# Problem with Fonts in LibreOffice



## linguae (Sep 11, 2021)

Hello.  I'm running FreeBSD 13.0-RELEASE, KDE Plasma 5.22.4.21.04.3, and LibreOffice 7.1.4.2.  I'm having a problem getting LibreOffice to recognize the fonts that came with the urwfonts package that I installed.  I followed the instructions in the FreeBSD Handbook; while the fonts show up in Qt applications such as KDE's Font Management page, it does not show up in LibreOffice.  I also tried running `fc-cache -r -v` as root to rebuild the font cache as previous forum posts and other sites suggested, but to no avail, even after logging out and logging back in again.


----------



## T-Daemon (Sep 11, 2021)

This LibreOffice bug report indicates Type 1 URW fonts are not supported anymore.

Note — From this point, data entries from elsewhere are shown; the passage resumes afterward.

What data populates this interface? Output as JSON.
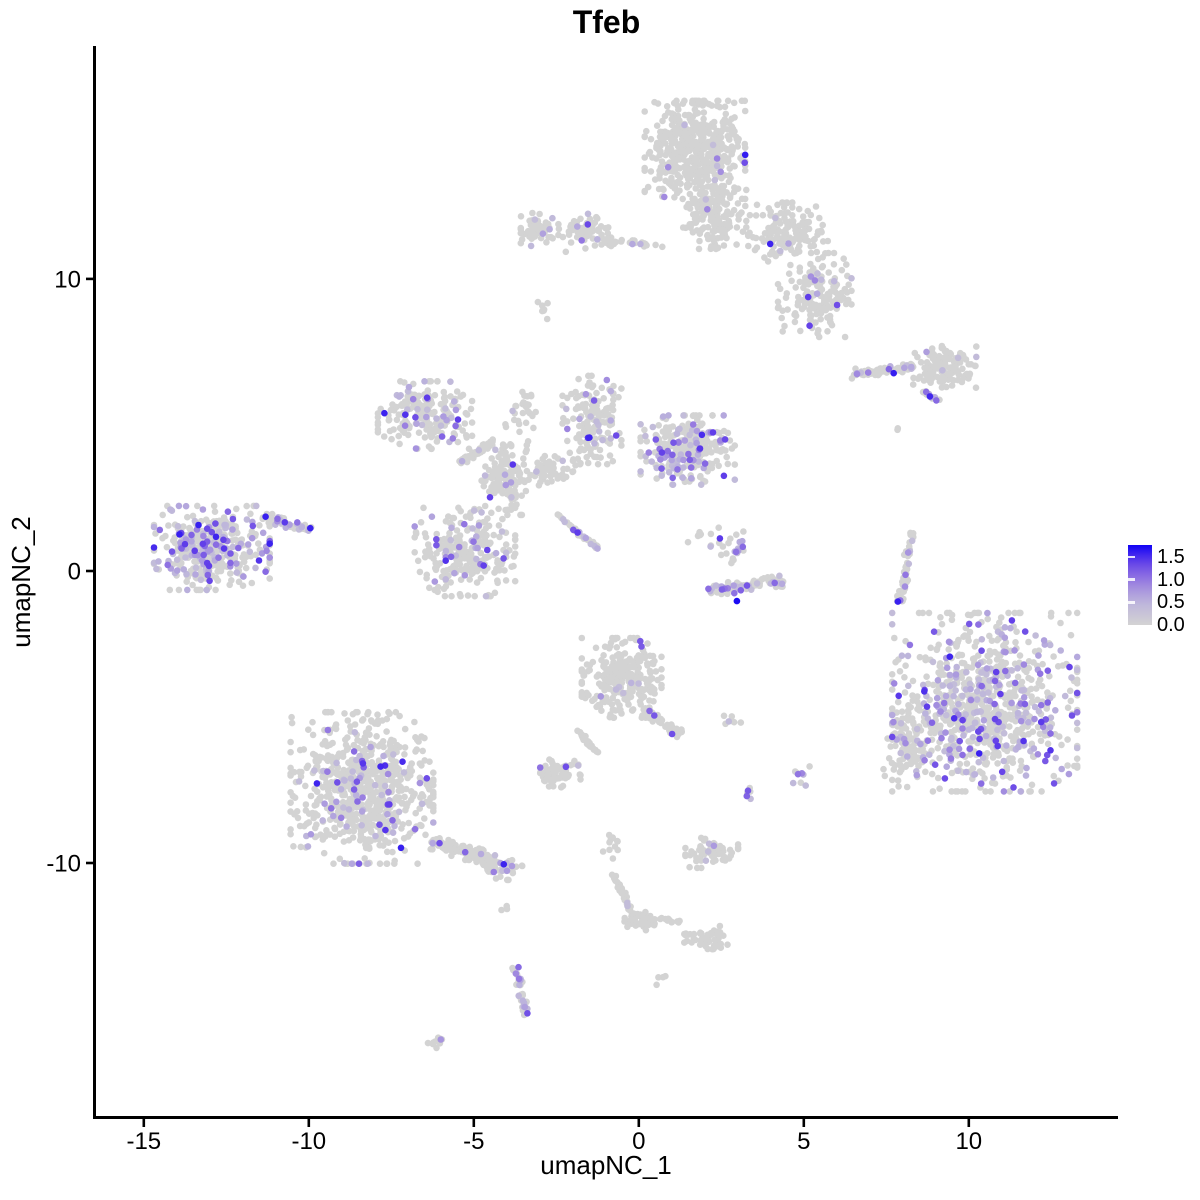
{
  "title": "Tfeb",
  "axes": {
    "x_label": "umapNC_1",
    "y_label": "umapNC_2",
    "x_tick_labels": [
      "-15",
      "-10",
      "-5",
      "0",
      "5",
      "10"
    ],
    "x_tick_values": [
      -15,
      -10,
      -5,
      0,
      5,
      10
    ],
    "y_tick_labels": [
      "10",
      "0",
      "-10"
    ],
    "y_tick_values": [
      10,
      0,
      -10
    ]
  },
  "legend": {
    "ticks": [
      "1.5",
      "1.0",
      "0.5",
      "0.0"
    ],
    "tick_values": [
      1.5,
      1.0,
      0.5,
      0.0
    ],
    "max_value": 1.75,
    "low_color": "#D3D3D3",
    "high_color": "#1002F5"
  },
  "chart_data": {
    "type": "scatter",
    "title": "Tfeb",
    "xlabel": "umapNC_1",
    "ylabel": "umapNC_2",
    "xlim": [
      -16.48,
      14.52
    ],
    "ylim": [
      -18.73,
      18.01
    ],
    "grid": false,
    "legend_position": "right",
    "color_scale": {
      "low": "#D3D3D3",
      "high": "#1002F5",
      "domain": [
        0,
        1.75
      ]
    },
    "point_radius_px": 3.3,
    "seed": 42,
    "clusters": [
      {
        "name": "top-main",
        "shape": "blob",
        "cx": 1.7,
        "cy": 14.42,
        "rx": 1.45,
        "ry": 1.6,
        "n": 520,
        "frac": 0.03
      },
      {
        "name": "top-neck",
        "shape": "blob",
        "cx": 2.3,
        "cy": 12.29,
        "rx": 0.91,
        "ry": 1.2,
        "n": 170,
        "frac": 0.04
      },
      {
        "name": "top-right-upper",
        "shape": "blob",
        "cx": 4.52,
        "cy": 11.61,
        "rx": 1.15,
        "ry": 0.96,
        "n": 150,
        "frac": 0.05
      },
      {
        "name": "top-right-lower",
        "shape": "blob",
        "cx": 5.33,
        "cy": 9.45,
        "rx": 1.06,
        "ry": 1.37,
        "n": 170,
        "frac": 0.07
      },
      {
        "name": "top-left-a",
        "shape": "blob",
        "cx": -3.0,
        "cy": 11.68,
        "rx": 0.55,
        "ry": 0.55,
        "n": 55,
        "frac": 0.1
      },
      {
        "name": "top-left-b",
        "shape": "blob",
        "cx": -1.64,
        "cy": 11.58,
        "rx": 0.76,
        "ry": 0.62,
        "n": 75,
        "frac": 0.05
      },
      {
        "name": "top-left-bridge",
        "shape": "streak",
        "cx": -0.27,
        "cy": 11.23,
        "len": 2.0,
        "w": 0.18,
        "rot": -5,
        "n": 28,
        "frac": 0.05
      },
      {
        "name": "isolated-dot",
        "shape": "blob",
        "cx": -2.85,
        "cy": 8.94,
        "rx": 0.2,
        "ry": 0.3,
        "n": 8,
        "frac": 0
      },
      {
        "name": "right-arm",
        "shape": "streak",
        "cx": 7.36,
        "cy": 6.88,
        "len": 1.9,
        "w": 0.3,
        "rot": 8,
        "n": 80,
        "frac": 0.08
      },
      {
        "name": "right-arm-head",
        "shape": "blob",
        "cx": 9.27,
        "cy": 6.99,
        "rx": 0.91,
        "ry": 0.68,
        "n": 130,
        "frac": 0.03
      },
      {
        "name": "right-arm-spur",
        "shape": "streak",
        "cx": 8.82,
        "cy": 5.99,
        "len": 0.65,
        "w": 0.18,
        "rot": -35,
        "n": 16,
        "frac": 0.35
      },
      {
        "name": "right-arm-dot",
        "shape": "blob",
        "cx": 7.91,
        "cy": 4.9,
        "rx": 0.1,
        "ry": 0.1,
        "n": 2,
        "frac": 0
      },
      {
        "name": "mid-nw",
        "shape": "blob",
        "cx": -6.48,
        "cy": 5.34,
        "rx": 1.36,
        "ry": 1.1,
        "n": 210,
        "frac": 0.12
      },
      {
        "name": "mid-nw-bridge",
        "shape": "streak",
        "cx": -4.88,
        "cy": 4.08,
        "len": 1.3,
        "w": 0.22,
        "rot": 35,
        "n": 45,
        "frac": 0.1
      },
      {
        "name": "mid-col",
        "shape": "blob",
        "cx": -4.06,
        "cy": 3.18,
        "rx": 0.67,
        "ry": 1.2,
        "n": 140,
        "frac": 0.06
      },
      {
        "name": "mid-sw",
        "shape": "blob",
        "cx": -5.27,
        "cy": 0.65,
        "rx": 1.45,
        "ry": 1.44,
        "n": 270,
        "frac": 0.13
      },
      {
        "name": "mid-v-left",
        "shape": "blob",
        "cx": -1.42,
        "cy": 5.17,
        "rx": 0.85,
        "ry": 1.44,
        "n": 170,
        "frac": 0.09
      },
      {
        "name": "mid-east",
        "shape": "blob",
        "cx": 1.48,
        "cy": 4.14,
        "rx": 1.36,
        "ry": 1.13,
        "n": 290,
        "frac": 0.22
      },
      {
        "name": "mid-diag-streak",
        "shape": "streak",
        "cx": -1.85,
        "cy": 1.34,
        "len": 1.7,
        "w": 0.15,
        "rot": -42,
        "n": 38,
        "frac": 0.3
      },
      {
        "name": "mid-center-scatter",
        "shape": "blob",
        "cx": -2.76,
        "cy": 3.46,
        "rx": 0.8,
        "ry": 0.55,
        "n": 55,
        "frac": 0.06
      },
      {
        "name": "mid-top-dots",
        "shape": "blob",
        "cx": -3.52,
        "cy": 5.45,
        "rx": 0.5,
        "ry": 0.65,
        "n": 30,
        "frac": 0.05
      },
      {
        "name": "far-left-main",
        "shape": "blob",
        "cx": -12.94,
        "cy": 0.79,
        "rx": 1.67,
        "ry": 1.37,
        "n": 430,
        "frac": 0.28
      },
      {
        "name": "far-left-tail",
        "shape": "streak",
        "cx": -10.67,
        "cy": 1.64,
        "len": 1.5,
        "w": 0.3,
        "rot": -18,
        "n": 55,
        "frac": 0.25
      },
      {
        "name": "smile-top-scatter",
        "shape": "blob",
        "cx": 2.33,
        "cy": 1.06,
        "rx": 0.8,
        "ry": 0.5,
        "n": 22,
        "frac": 0.15
      },
      {
        "name": "smile-chain",
        "shape": "streak",
        "cx": 2.97,
        "cy": 0.65,
        "len": 0.85,
        "w": 0.16,
        "rot": 62,
        "n": 18,
        "frac": 0.55
      },
      {
        "name": "smile-arc",
        "shape": "streak",
        "cx": 3.24,
        "cy": -0.51,
        "len": 2.3,
        "w": 0.38,
        "rot": 8,
        "n": 85,
        "frac": 0.33
      },
      {
        "name": "right-strip",
        "shape": "streak",
        "cx": 8.09,
        "cy": 0.14,
        "len": 2.5,
        "w": 0.25,
        "rot": 82,
        "n": 55,
        "frac": 0.12
      },
      {
        "name": "right-main",
        "shape": "blob",
        "cx": 10.48,
        "cy": -4.49,
        "rx": 2.67,
        "ry": 2.91,
        "n": 880,
        "frac": 0.3
      },
      {
        "name": "right-main-west",
        "shape": "blob",
        "cx": 8.15,
        "cy": -6.03,
        "rx": 0.7,
        "ry": 1.3,
        "n": 90,
        "frac": 0.12
      },
      {
        "name": "center-south",
        "shape": "blob",
        "cx": -0.52,
        "cy": -3.66,
        "rx": 1.15,
        "ry": 1.3,
        "n": 270,
        "frac": 0.035
      },
      {
        "name": "center-south-arm",
        "shape": "streak",
        "cx": 0.7,
        "cy": -5.17,
        "len": 1.4,
        "w": 0.3,
        "rot": -38,
        "n": 55,
        "frac": 0.04
      },
      {
        "name": "center-south-chain",
        "shape": "streak",
        "cx": -1.55,
        "cy": -5.86,
        "len": 1.0,
        "w": 0.12,
        "rot": -55,
        "n": 22,
        "frac": 0.05
      },
      {
        "name": "center-south-blob",
        "shape": "blob",
        "cx": -2.45,
        "cy": -6.88,
        "rx": 0.65,
        "ry": 0.5,
        "n": 65,
        "frac": 0.04
      },
      {
        "name": "center-south-pair",
        "shape": "blob",
        "cx": 2.76,
        "cy": -5.1,
        "rx": 0.35,
        "ry": 0.18,
        "n": 7,
        "frac": 0.3
      },
      {
        "name": "bottom-left-main",
        "shape": "blob",
        "cx": -8.39,
        "cy": -7.43,
        "rx": 2.06,
        "ry": 2.47,
        "n": 720,
        "frac": 0.11
      },
      {
        "name": "bottom-left-tail",
        "shape": "streak",
        "cx": -5.36,
        "cy": -9.59,
        "len": 2.1,
        "w": 0.5,
        "rot": -20,
        "n": 130,
        "frac": 0.08
      },
      {
        "name": "bottom-left-tip",
        "shape": "blob",
        "cx": -4.06,
        "cy": -10.21,
        "rx": 0.5,
        "ry": 0.35,
        "n": 40,
        "frac": 0.22
      },
      {
        "name": "bottom-left-dots",
        "shape": "blob",
        "cx": -4.15,
        "cy": -11.51,
        "rx": 0.25,
        "ry": 0.12,
        "n": 3,
        "frac": 0
      },
      {
        "name": "south-small",
        "shape": "blob",
        "cx": 2.21,
        "cy": -9.59,
        "rx": 0.76,
        "ry": 0.55,
        "n": 65,
        "frac": 0.07
      },
      {
        "name": "south-tiny-a",
        "shape": "blob",
        "cx": 4.88,
        "cy": -7.05,
        "rx": 0.3,
        "ry": 0.35,
        "n": 9,
        "frac": 0.3
      },
      {
        "name": "south-tiny-b",
        "shape": "blob",
        "cx": 3.3,
        "cy": -7.64,
        "rx": 0.2,
        "ry": 0.2,
        "n": 6,
        "frac": 0.4
      },
      {
        "name": "bottom-dots",
        "shape": "blob",
        "cx": -0.82,
        "cy": -9.38,
        "rx": 0.25,
        "ry": 0.45,
        "n": 12,
        "frac": 0
      },
      {
        "name": "bottom-streak",
        "shape": "streak",
        "cx": -0.45,
        "cy": -11.13,
        "len": 1.7,
        "w": 0.16,
        "rot": -68,
        "n": 40,
        "frac": 0.06
      },
      {
        "name": "bottom-blob",
        "shape": "blob",
        "cx": 0.06,
        "cy": -11.99,
        "rx": 0.5,
        "ry": 0.3,
        "n": 45,
        "frac": 0
      },
      {
        "name": "bottom-chain",
        "shape": "streak",
        "cx": 0.88,
        "cy": -11.95,
        "len": 0.8,
        "w": 0.12,
        "rot": -8,
        "n": 12,
        "frac": 0.12
      },
      {
        "name": "bottom-east-blob",
        "shape": "blob",
        "cx": 2.06,
        "cy": -12.53,
        "rx": 0.65,
        "ry": 0.4,
        "n": 50,
        "frac": 0
      },
      {
        "name": "far-bottom-chain",
        "shape": "streak",
        "cx": -3.58,
        "cy": -14.38,
        "len": 1.7,
        "w": 0.22,
        "rot": -78,
        "n": 34,
        "frac": 0.4
      },
      {
        "name": "far-bottom-pair",
        "shape": "blob",
        "cx": 0.61,
        "cy": -14.01,
        "rx": 0.25,
        "ry": 0.15,
        "n": 4,
        "frac": 0.25
      },
      {
        "name": "far-bottom-tiny",
        "shape": "blob",
        "cx": -6.12,
        "cy": -16.13,
        "rx": 0.3,
        "ry": 0.22,
        "n": 12,
        "frac": 0.1
      }
    ],
    "special_points": [
      {
        "x": 2.97,
        "y": -1.03,
        "value": 1.7
      }
    ]
  }
}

Instead of x11-fonts/urwfonts use x11-fonts/urwfonts-ttf.


----------



## eternal_noob (Sep 11, 2021)

T-Daemon said:


> x11-fonts/urwfonts-ttf.


Seems like they aren't in 14 anymore. Any reasons known?


----------



## T-Daemon (Sep 11, 2021)

Here they are:


----------



## eternal_noob (Sep 11, 2021)

Ah, sorry my mistake, i only checked quarterly. Which doesn't make sense for an unreleased version.


----------



## Geezer (Sep 11, 2021)

Fonts in Freebsd in recent versions have got easier to use, and the handbook has not really caught up. There are many fonts available in the ports, but you can always get them from a good selection at https://fonts.google.com/, and just stick them in your ~/.fonts directory. Don't have to do anything else and they work in libreoffice.


----------



## linguae (Sep 11, 2021)

Thank you all for your assistance; I was able to install the `urwfonts-ttf` and `webfonts` packages, and they now show up in LibreOffice and Chromium!


----------



## grahamperrin@ (Sep 18, 2021)

linguae said:


> … now show up in LibreOffice and Chromium!



Thanks, you can add the _Solved_ prefix to your thread. Use the menu near the head of the page.


----------